Jimjilbang
Un jeune adulte se retrouve un peu par hasard en Corée. Là-bas, il découvre un monde illisible qu’il abhorre. Confronté à la perte de soi dans un monde sens dessus dessous, il expérimente la solitude, la peur, la haine, expressions d’un mal-être tourné en rejet de l’inconnu. Choc des cultures, ce monde bizarre – les saunas, la nourriture, les gens – est un non-sens. Tout est trop ou pas assez. Victime d’hallucinations car égaré aux frontières d’un monde hostile et étrange, il va pourtant vite devoir s’adapter pour ne pas sombrer dans la folie…
Dans Jimjilbang, première BD de Jérôme Dubois, tout interpelle. Le titre, imprononçable au début, les premières séquences, d’un onirisme étrange. De ce voyage cotonneux d’où sourd un trouble profond, on saura peu de choses. Pareil du personnage, ectoplasme à la tête oblongue. Quête initiatique ? Cauchemar éveillé ? Rite de passage ? Par une série d’artifices, l’auteur installe le lecteur dans la peau de l’expatrié déprimé, aliéné ou fatigué : visages informes, calligraphie obscure, inquiétant et écrasant gigantisme de l’urbanisme géométrique, renforcé par la profonde noirceur des trames. Les dialogues tailladent le réel quand les mots du personnage, d’une ambivalence paranoïaque, cristallisent le rejet fasciné. Le sens, suspendu à une Corée qui sert de filtre, vient alors du titre des chapitres, énigmatiques.

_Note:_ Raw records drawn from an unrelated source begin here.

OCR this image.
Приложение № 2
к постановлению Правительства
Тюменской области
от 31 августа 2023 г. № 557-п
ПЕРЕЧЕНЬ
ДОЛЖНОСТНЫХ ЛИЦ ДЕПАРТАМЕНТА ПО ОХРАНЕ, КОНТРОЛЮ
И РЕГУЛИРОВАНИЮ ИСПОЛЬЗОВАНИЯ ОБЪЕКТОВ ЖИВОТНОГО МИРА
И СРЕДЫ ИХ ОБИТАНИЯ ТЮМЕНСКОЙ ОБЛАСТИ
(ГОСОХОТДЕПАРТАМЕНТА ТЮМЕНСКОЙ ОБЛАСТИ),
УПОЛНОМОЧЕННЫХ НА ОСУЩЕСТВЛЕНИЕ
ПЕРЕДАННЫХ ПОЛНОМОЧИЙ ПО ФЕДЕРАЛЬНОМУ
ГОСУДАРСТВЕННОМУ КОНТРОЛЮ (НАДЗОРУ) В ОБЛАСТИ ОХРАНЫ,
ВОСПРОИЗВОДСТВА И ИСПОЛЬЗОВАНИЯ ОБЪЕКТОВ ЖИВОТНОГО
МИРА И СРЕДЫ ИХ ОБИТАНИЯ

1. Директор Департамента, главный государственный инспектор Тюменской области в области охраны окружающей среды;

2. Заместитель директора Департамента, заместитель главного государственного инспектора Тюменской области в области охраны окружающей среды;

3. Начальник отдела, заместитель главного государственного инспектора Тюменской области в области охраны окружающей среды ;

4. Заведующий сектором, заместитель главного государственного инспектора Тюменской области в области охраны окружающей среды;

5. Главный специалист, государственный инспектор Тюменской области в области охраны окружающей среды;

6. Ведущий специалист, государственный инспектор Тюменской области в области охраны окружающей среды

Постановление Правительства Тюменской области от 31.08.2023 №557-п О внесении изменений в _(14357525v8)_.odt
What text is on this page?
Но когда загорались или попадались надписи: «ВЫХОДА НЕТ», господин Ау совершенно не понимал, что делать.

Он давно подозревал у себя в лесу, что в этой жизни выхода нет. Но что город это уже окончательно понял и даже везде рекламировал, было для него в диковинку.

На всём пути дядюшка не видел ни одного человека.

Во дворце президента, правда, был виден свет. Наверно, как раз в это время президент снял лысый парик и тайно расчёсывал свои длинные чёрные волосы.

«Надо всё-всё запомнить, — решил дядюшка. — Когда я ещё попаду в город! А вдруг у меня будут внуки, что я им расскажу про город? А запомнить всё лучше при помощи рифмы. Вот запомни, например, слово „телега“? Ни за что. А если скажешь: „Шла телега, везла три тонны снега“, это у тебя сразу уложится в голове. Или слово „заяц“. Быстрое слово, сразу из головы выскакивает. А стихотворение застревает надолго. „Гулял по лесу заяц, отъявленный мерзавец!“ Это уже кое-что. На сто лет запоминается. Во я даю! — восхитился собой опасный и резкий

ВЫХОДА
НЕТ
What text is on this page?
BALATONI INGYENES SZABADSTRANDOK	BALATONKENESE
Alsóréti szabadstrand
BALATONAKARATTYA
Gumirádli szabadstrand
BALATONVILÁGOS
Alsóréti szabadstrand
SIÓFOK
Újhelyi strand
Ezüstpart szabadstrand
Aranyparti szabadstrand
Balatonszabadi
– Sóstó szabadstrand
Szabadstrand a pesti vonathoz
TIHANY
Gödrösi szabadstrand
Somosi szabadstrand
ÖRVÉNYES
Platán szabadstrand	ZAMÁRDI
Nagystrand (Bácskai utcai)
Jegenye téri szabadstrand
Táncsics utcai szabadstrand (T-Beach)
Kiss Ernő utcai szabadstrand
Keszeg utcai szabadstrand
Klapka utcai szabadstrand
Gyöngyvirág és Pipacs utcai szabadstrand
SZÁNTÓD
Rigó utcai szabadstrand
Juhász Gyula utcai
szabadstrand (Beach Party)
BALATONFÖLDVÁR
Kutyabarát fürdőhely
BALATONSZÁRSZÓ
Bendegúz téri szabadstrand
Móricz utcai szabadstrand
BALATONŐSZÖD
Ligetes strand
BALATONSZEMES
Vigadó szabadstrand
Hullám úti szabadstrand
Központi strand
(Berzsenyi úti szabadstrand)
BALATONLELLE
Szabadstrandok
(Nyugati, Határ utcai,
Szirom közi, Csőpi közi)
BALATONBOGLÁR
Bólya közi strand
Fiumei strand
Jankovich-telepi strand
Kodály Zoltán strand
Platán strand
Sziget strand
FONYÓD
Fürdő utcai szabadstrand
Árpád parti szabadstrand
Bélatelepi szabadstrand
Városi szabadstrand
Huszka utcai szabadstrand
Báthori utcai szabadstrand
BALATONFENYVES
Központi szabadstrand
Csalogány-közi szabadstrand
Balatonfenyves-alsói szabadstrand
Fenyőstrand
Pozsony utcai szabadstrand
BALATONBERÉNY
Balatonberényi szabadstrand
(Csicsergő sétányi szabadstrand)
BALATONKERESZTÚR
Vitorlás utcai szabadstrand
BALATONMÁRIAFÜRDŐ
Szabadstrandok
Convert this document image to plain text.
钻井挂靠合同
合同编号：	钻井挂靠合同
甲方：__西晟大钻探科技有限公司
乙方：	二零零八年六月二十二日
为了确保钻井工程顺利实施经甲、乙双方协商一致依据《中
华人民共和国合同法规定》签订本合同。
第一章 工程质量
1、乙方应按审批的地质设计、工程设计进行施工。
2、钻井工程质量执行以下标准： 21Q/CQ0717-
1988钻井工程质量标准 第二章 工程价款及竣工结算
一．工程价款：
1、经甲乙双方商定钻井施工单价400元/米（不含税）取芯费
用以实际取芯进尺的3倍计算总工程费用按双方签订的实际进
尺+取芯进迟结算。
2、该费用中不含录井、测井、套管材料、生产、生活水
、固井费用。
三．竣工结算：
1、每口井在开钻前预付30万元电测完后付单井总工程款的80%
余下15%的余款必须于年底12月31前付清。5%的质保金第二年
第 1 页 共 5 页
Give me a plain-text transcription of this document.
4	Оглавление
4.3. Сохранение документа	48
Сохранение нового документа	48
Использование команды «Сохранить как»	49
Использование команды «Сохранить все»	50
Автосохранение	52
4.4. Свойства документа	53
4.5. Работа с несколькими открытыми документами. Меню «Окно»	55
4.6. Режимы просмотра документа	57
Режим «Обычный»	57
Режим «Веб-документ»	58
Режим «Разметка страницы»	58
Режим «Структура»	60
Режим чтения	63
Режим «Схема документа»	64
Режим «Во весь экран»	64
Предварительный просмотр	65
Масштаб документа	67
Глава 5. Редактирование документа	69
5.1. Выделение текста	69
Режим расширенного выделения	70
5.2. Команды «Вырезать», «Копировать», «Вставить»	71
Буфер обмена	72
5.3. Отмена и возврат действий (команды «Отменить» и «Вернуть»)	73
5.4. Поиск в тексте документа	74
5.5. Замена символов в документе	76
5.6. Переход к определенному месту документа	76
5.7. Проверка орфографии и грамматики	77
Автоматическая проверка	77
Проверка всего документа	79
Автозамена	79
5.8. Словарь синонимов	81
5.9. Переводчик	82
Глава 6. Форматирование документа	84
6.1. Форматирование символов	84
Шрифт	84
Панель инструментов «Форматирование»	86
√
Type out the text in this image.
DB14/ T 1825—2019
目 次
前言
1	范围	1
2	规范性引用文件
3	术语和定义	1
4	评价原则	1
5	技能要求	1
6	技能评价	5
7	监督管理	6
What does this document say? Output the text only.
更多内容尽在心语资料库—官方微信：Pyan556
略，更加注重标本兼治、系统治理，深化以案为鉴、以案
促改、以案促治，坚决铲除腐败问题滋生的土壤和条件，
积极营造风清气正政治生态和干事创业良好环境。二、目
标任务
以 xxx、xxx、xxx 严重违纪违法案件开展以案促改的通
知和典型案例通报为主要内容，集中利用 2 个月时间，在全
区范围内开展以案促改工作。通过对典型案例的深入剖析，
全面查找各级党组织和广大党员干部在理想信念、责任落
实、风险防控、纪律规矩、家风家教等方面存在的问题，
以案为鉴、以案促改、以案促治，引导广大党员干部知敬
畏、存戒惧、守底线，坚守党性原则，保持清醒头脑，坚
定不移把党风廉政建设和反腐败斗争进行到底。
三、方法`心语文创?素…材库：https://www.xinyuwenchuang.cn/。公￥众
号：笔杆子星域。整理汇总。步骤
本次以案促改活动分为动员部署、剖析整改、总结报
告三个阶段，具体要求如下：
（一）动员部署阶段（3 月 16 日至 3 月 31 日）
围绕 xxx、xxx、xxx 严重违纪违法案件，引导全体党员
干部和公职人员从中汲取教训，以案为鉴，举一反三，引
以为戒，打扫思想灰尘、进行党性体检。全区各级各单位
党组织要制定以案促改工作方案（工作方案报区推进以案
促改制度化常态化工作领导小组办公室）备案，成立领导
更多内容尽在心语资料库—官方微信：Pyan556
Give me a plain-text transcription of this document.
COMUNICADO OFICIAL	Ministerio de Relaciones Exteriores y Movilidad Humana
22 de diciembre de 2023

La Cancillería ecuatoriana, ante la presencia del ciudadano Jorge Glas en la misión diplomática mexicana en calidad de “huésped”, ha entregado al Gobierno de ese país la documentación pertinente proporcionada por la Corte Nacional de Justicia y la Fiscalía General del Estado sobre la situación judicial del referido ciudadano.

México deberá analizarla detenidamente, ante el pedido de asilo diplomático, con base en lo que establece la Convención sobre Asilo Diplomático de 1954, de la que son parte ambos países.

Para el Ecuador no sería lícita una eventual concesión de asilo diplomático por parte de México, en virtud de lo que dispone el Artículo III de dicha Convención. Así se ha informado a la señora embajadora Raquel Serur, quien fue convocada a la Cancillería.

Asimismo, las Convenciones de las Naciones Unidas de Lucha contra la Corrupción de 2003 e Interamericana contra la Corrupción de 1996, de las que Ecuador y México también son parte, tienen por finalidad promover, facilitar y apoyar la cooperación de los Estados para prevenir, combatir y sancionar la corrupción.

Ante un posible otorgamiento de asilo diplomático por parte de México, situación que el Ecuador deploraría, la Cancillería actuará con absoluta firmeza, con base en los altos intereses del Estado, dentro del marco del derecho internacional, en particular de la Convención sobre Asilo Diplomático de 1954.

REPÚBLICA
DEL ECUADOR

Jimjilbang sème du coup un intrigant petit malaise, et nous absorbe vite dans son mystère vertigineux souligné par le peu d’indices, la folie latente, l’ambiance menaçante. Comme si Kafka avait écrit le script de Lost in Translation… Et quand le mal-être se dissipe ou la beauté se révèle, il faut fuir. Ironie d’un voyage dissonant jusqu’au bout. Belle réussite, cette curieuse autobiographie fantasmée, où l’auteur exorcise une expérience malheureuse, brille par ses partis-pris déroutants. Et installe Jérôme Dubois comme un auteur à suivre de près.